I regret it, because in hindsight, i didn't come out to the right person, really. After spending 6 weeks with this person at a summer camp, being with them 24/7, I thought I knew him well enough to tell him I was pansexual. He is gay, and I thought he would be much more understanding than my other friend who was like "are you sure it's not a phase". Anyway, I told him, and he was like "WHAT?! are you serious! I had no idea. you totally can't tell at all. EW YOU LIKE THEM?! WHY THEM?!" Anyway, even though that wasn't the worst reaction I could have gotten, it definitely made things very weird between us, seeing as he (and every single other person) thought I was straight. We never talk now, and it seems silly that I've now lost a really great friend because my decision to come out to him made things way, WAY too awkward for us to be bffls. Oops. I don't, however, regret telling the only other person i've told, and I couldn't be more thankful that I have them in my life.
Well, I haven't talked to my parents about it, and my brother in law and the siblings that know have been awfully loud about it. I don't regret it yet, but I will if the worst happens and something slips and my parents find out.
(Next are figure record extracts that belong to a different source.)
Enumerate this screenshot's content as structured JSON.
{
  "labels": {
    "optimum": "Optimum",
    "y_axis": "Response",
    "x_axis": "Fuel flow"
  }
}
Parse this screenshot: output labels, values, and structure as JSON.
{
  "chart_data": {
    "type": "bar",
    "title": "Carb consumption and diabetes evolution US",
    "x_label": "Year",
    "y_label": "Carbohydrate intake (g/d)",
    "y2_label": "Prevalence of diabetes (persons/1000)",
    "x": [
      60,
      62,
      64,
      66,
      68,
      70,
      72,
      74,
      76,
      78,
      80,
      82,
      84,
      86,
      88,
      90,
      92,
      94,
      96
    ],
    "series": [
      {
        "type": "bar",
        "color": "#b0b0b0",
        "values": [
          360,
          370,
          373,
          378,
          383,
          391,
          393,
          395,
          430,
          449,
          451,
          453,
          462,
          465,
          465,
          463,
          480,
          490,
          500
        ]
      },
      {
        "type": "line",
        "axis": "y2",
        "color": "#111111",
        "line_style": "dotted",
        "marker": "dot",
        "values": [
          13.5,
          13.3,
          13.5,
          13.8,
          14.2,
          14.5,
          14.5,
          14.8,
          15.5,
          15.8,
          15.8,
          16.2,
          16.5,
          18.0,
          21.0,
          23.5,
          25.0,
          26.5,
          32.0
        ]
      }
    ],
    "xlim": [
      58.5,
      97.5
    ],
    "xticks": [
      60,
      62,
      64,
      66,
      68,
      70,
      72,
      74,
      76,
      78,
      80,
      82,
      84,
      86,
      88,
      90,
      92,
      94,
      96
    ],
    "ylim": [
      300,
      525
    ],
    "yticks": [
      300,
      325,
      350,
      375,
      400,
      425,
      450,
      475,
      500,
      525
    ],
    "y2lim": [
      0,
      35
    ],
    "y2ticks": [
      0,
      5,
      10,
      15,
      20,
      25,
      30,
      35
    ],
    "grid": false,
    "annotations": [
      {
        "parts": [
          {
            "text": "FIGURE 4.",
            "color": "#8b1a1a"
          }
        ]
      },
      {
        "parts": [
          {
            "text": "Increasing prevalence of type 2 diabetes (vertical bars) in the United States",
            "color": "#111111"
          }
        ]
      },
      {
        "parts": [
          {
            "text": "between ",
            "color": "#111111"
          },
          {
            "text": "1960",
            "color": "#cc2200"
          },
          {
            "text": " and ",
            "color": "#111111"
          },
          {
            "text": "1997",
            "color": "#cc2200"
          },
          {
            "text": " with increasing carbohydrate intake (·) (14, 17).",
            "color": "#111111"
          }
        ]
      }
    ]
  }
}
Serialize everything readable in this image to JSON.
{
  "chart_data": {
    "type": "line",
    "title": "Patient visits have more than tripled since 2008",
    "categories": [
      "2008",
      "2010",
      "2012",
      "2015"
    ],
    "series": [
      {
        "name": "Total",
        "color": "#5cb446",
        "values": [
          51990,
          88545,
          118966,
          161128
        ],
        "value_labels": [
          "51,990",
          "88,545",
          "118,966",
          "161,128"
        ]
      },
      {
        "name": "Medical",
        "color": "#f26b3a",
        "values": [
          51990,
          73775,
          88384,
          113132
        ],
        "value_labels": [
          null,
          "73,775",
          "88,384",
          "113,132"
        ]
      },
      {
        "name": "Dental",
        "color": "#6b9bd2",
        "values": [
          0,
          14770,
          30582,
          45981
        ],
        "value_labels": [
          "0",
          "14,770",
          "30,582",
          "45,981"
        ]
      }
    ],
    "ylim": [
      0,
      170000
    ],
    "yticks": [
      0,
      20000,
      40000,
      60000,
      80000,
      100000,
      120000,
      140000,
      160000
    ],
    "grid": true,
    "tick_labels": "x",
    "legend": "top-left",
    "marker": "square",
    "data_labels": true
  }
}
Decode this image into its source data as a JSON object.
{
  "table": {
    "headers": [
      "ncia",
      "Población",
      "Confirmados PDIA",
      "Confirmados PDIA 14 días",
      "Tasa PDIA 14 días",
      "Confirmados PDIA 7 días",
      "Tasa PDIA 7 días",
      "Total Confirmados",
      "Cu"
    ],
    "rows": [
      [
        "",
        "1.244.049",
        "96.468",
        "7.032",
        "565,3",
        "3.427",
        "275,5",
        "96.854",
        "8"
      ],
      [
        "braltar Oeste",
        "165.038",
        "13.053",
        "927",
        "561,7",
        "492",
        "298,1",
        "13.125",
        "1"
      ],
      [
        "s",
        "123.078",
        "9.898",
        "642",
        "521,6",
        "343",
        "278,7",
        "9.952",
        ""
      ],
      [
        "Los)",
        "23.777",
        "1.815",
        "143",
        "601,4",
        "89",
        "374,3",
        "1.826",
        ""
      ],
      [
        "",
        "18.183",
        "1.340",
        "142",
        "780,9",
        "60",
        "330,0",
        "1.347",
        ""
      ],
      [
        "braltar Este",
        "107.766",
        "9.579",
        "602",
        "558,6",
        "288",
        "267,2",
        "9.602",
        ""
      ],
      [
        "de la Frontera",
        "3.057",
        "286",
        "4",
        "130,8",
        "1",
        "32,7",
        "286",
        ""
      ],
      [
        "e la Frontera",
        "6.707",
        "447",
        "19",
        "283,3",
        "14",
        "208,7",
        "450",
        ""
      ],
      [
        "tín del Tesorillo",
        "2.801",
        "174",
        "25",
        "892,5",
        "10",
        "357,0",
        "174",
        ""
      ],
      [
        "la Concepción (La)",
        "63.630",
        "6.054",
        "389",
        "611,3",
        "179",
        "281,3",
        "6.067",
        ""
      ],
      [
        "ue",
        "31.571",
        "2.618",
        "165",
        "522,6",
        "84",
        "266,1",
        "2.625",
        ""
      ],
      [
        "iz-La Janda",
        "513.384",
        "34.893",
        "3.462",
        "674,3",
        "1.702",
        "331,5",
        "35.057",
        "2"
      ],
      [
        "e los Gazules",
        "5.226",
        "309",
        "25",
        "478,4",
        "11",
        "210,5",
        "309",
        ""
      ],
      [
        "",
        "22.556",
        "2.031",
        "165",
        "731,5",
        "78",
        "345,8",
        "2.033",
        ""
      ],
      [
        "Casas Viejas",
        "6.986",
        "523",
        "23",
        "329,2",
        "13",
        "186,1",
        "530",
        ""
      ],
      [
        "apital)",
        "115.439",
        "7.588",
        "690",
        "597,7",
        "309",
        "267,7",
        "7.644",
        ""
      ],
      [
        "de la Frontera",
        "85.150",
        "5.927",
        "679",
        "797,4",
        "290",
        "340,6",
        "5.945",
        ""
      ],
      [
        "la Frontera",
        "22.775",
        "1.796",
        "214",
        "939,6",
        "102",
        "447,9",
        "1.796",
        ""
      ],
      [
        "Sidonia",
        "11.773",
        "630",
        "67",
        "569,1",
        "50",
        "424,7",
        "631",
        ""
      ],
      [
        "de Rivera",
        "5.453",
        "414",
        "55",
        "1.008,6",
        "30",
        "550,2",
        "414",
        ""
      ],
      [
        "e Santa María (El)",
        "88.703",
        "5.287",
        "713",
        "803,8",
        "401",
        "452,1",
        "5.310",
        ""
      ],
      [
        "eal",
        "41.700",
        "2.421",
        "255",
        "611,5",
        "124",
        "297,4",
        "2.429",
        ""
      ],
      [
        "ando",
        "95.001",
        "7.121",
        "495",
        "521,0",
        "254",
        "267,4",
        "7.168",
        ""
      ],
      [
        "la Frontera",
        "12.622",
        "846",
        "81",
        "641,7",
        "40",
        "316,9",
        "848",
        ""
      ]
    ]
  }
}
Of course. Many of my friends stopped being friends with me, some of my family doesn't want to speak with me and I had a terrible, terrible time in HS. Most of all, I regretted telling my mom but she's pretty cool with it now.
I regret coming of at fourteen to my family because they all doubted me. That's a big reason I have HOCD now. Now I hate that they know my sexuality because I'm also doubting it. I wish people could never know that I doubt my sexuality. It's super embarrassing.
After I came out to my sister I kinda regretted it. She didn't take it badly although she wasn't extremely supportive. I'm not really close with my sister so it felt really weird telling her my sexual preference. I didn't really think about it, I just told her. I regret it now not for any real reason, I just feel a bit weird about it.
I regret coming out to my mom. It made me go back in the closet. We never talk about it but every now and then she brings it up in a derogatory context like "As long as you marry a man" or "lesbians are disgusting" and my favourite "I've made out with girls... In a bar... When the boys were watching." It bothers me but there's no use arguing anymore. I used to believe that she would maybe accept it one day but now I highly doubt it. I regret coming out to a few of my friends too because I feel embarrassed. And since I've told them I hardly see them.
You know the jumping into the cold pool feeling? Like someone pushed you in the hard part is over? No, it's just begun. It was is if I jumped back out of the pool and I never even got in with my parents...
Miss Ranger; The only regret I have about COMING OUT that I didn't do this sooner, but then again, I wish I had been gentler about this with my Mom. Jaymegurl
I haven't yet, but I know i would regret it at this point; heck, the thought of doing so fills me will regret
No regrets so far, but I haven't come out to my homophobic father yet, so I might have regrets about that if I don't think it through really well first.